Ah, the perennial question of what it is exactly that characterizes and establishes “good design”. It seems non-designers in particular are more enchanted by this question (i.e., engineers and managers) and its potential answer, for it begs (from the mere phrasing) a specific, repeatable, verifiable formula / recipe/ prescription that guarantees successful results… Every. Single. Time. Well…

Seasoned designers, of course, know better than that. There is no formula. There is no silver bullet. There is no magic answer that guarantees outsized profits, mesmerized customers, or a miraculous “Steve Jobs” halo of gamechangery.

What I’ve learned over the past dozen years of practicing design among a variety of companies (agency, big corp, small studio) is that “good design” is really an attitude, a posture, a mindset, rather than a guaranteed formula for repeatable success. It is a structured yet adaptive manner of empathy, sketching, collaboration, creativity, prototyping, iteration, more prototyping, more iteration, constant feedback and placing deliberate bets per calculated risks according to the market, the technologies, the untapped needs, and ultimately the core values of the company, as embodied by the executive team. Those are the most critical factors that enable a “good design” to materialize and commercialize, not some 1-2-3 stepwise formula. Every situation is different. What works for Apple or Tesla or Nest may not work for your market or industry. But the persistent needs of empathy, creativity, prototyping, iteration, feedback are the anchors for what can enable a good design to emerge and transpire. 

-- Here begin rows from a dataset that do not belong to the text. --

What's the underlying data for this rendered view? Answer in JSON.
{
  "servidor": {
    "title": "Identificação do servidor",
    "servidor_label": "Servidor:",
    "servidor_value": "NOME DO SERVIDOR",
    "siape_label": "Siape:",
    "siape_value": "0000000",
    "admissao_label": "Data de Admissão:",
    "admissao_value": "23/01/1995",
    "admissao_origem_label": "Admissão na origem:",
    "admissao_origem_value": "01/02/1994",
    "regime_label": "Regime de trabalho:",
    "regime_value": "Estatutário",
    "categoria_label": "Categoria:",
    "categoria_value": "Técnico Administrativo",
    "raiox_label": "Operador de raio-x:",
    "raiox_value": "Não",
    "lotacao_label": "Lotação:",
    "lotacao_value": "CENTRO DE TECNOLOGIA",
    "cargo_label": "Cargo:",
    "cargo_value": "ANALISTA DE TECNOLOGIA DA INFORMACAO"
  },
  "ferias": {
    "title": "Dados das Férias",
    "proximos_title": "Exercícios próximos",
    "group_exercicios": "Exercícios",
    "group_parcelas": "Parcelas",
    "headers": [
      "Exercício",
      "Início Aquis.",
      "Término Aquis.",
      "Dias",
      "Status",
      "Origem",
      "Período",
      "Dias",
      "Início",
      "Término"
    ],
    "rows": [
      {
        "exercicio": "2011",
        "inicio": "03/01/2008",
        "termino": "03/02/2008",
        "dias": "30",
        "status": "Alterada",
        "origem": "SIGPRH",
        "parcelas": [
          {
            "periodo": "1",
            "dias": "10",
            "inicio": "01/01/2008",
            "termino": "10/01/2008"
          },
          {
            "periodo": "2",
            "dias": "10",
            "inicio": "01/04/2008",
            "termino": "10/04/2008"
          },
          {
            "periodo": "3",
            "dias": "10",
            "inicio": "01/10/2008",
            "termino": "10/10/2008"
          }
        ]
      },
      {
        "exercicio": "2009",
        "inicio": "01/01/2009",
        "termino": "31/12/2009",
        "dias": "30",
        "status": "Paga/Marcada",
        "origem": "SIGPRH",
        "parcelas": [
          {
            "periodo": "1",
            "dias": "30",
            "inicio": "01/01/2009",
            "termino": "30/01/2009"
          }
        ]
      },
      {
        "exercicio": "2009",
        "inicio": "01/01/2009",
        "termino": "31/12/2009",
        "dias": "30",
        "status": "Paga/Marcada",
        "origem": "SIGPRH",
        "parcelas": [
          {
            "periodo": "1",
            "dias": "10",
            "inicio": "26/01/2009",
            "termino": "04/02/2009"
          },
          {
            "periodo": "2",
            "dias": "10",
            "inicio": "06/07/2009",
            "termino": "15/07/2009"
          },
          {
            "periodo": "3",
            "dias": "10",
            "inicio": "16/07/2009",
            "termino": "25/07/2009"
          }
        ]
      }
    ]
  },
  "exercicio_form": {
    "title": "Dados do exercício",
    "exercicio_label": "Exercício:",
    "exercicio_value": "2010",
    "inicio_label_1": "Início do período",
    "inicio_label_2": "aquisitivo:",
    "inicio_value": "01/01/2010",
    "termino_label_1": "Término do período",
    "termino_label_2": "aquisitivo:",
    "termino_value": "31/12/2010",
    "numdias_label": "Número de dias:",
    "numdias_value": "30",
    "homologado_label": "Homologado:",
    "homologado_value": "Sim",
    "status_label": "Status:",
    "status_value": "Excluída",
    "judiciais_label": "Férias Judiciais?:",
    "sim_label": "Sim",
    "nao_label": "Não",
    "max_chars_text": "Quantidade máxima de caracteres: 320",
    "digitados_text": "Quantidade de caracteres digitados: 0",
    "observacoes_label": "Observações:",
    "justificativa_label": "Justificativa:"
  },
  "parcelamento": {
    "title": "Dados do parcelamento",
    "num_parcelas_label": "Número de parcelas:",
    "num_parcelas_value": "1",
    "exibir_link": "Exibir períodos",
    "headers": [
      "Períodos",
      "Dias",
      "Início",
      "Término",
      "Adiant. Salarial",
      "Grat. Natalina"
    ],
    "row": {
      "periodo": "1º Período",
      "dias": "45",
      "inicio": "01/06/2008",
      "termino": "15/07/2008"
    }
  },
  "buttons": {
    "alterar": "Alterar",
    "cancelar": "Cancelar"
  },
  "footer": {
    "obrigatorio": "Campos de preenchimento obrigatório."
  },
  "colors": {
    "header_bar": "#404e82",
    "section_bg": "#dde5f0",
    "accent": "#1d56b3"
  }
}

So what is “good design”? It’s an attitude of design-driven excellence (from strategy to delivery), a process of iteration and creativity, a mentality of enabling humanistic achievement for people, and a value system grounded in excellence of craft with a magnanimous bent towards what’s best for customers: appropriate, empowering, delightful. What that means in terms of the particulars of execution depends, but that’s actually a good thing. There can be no one “right” way. This plurality enables the uniqueness of possibility, the returns of potentiality, not some generic formula of mass utility, a vanilla whitewashing. Through the diversity of what constitutes good for different audiences lies the opportunity for cross-pollinating innovations and exchanges of ideas, ever more progressive cycles of creativity. After all, isn’t that what “good design” that enables humanity’s progress should be about anyway?